Oh dear!
-
by JeanTate
Respectively, AGS00002v3 and AGS00002og. Both are QC objects.
From the QC catalog I downloaded, here are the values for some parameters (in the same order):
- RA: 219.45288, 219.45288
- Log_mass: 11.080174, 11.080174
- Redshift: 0.30540621, 0.30540621
- Petro_R50: 0.960144, 1.09209
- u: 23.9112, 21.256
- r: 19.4832, 18.9544
- SDSS_ID: 588009372832301090, 588298663584596167
Hmm, I wonder what the values for the two objects with these two SDSS_IDs are? Here's what I found (in the same order):
- RA: 154.35103365, 219.45285766
- Redshift: 0.297972, 0.30540621
- Petro_R50: 0.960144, 1.09209
- u: 23.9112, 21.256
- r: 19.4832, 18.9544
So it seems like the first object - DR7 ObjId 588009372832301090 - is quite different from the second (parameter values are different), but that somehow they got mixed up. More importantly, the image we were given to classify (AGS00002v3) does not match DR7 ObjId 58800937283230109, whose parameter values are given correctly in the QC catalog ... except for the redshift1.
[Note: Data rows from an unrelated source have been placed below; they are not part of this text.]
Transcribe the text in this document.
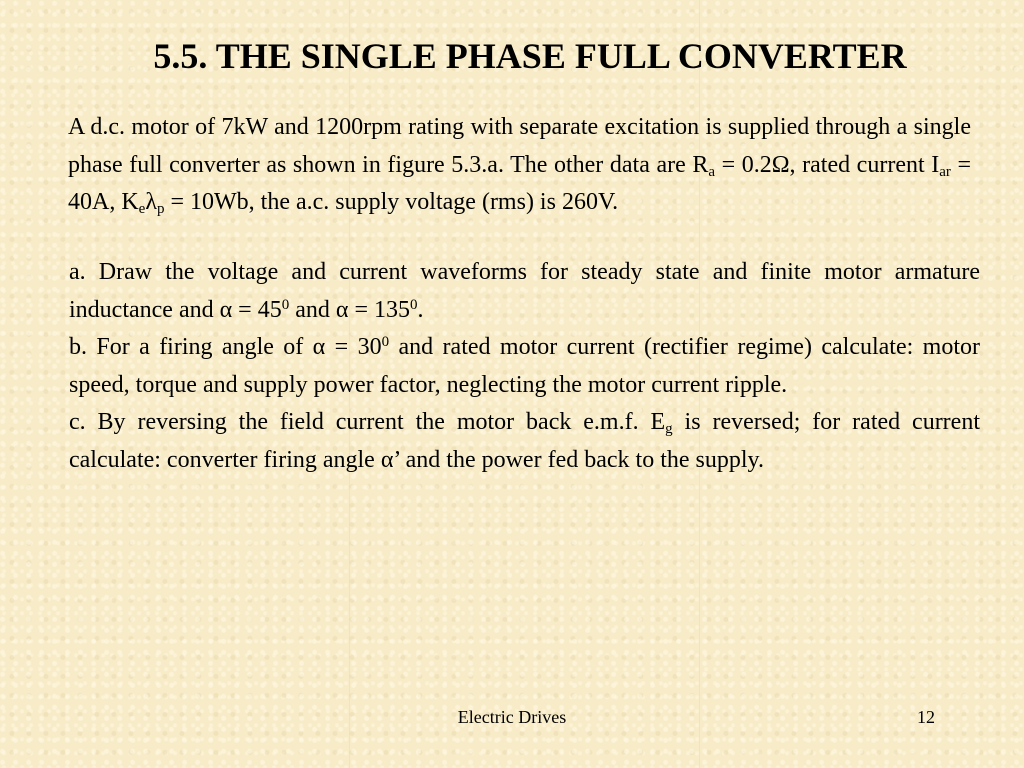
5.5. THE SINGLE PHASE FULL CONVERTER

A d.c. motor of 7kW and 1200rpm rating with separate excitation is supplied through a single phase full converter as shown in figure 5.3.a. The other data are $R_a = 0.2\Omega$, rated current $I_{ar} = 40A$, $K_e\lambda_p = 10Wb$, the a.c. supply voltage (rms) is 260V.

a. Draw the voltage and current waveforms for steady state and finite motor armature inductance and $\alpha = 45^0$ and $\alpha = 135^0$.

b. For a firing angle of $\alpha = 30^0$ and rated motor current (rectifier regime) calculate: motor speed, torque and supply power factor, neglecting the motor current ripple.

c. By reversing the field current the motor back e.m.f. $E_g$ is reversed; for rated current calculate: converter firing angle α’ and the power fed back to the supply.

Electric Drives	12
What, then, does DR7 ObjId 58800937283230109 look like? This:
An isolated case?
Sadly, no. I have - so far - checked just five of the 13 QC-QC duplicates, and they're all also mismatches like this.
Beyond the duplicates, how many other objects have AGS images which do not match the corresponding entries in the QC (and QS) catalog?
1 It is likely that the Log_mass values are also mixed up/in error; however, we do not know the source of these, so we can't check
Posted
-
by JeanTate in response to JeanTate's comment.
I have now checked all 13, and they're all like this 😦
The good news - if it can be called that - is that, in the QC catalog, these 13 are the only pairs which have the same redshifts (i.e. both objects have values for 'Redshift' which are the same). Ditto Log_mass.
Next: the 29 QS-QC duplicates.
Posted
-
by trouille scientist, moderator, admin
Jean, so good to see this post and that you're following up on these sample issues. I'm in the process of fixing the control sample to account for these duplicates as well as the duplicates to sources within the post-quenched galaxy sample. I'll post this afternoon to give an update on this.
Posted
-
by JeanTate
I have some good news: these 13 are the only ones - that I could find - where the AGS image (and some fields in the corresponding QC catalog) are wrong.
The 29 QS-QC duplicates are all OK (see below though): other than very small differences in (RA, Dec), the values in all fields are the same in each pair (two caveats: see below). E.g. the Petro_R50 value in the QS catalog entry is the same as that in the corresponding QC catalog.
Even better news: there are ~250 pairs of objects with identical Log_mass values; nearly all are QS-QS, a few are QS-QC, and there's one QC-QC (excluding Log_mass = -1, and the 43 duplicates). And another ~10 with identical redshift values (some overlap), all but one of which are QS-QS pairs (excluding duplicates). I was concerned that there may be mismatches, like the 13 QS-QC duplicates, so I checked them all. The good news is that they are all unique. Whew! 😃
What is somewhat strange is why there are more than a handful of such cases anyway. I mean, with 6k records, and a fairly limited range of values, you'd expect there to be some pairs with identical values, if they have ~5 significant figures. In the catalogs the number of significant figures for these two fields varies, making random matches less likely. Also, the data from which the Log_mass and redshift values have been derived - i.e. the FITS spectra - are exceedingly unlikely to be the same. So why so many pairs of identical Log_mass values? Why so few triplets (essentially zero)? Why overwhelmingly in the QS catalog?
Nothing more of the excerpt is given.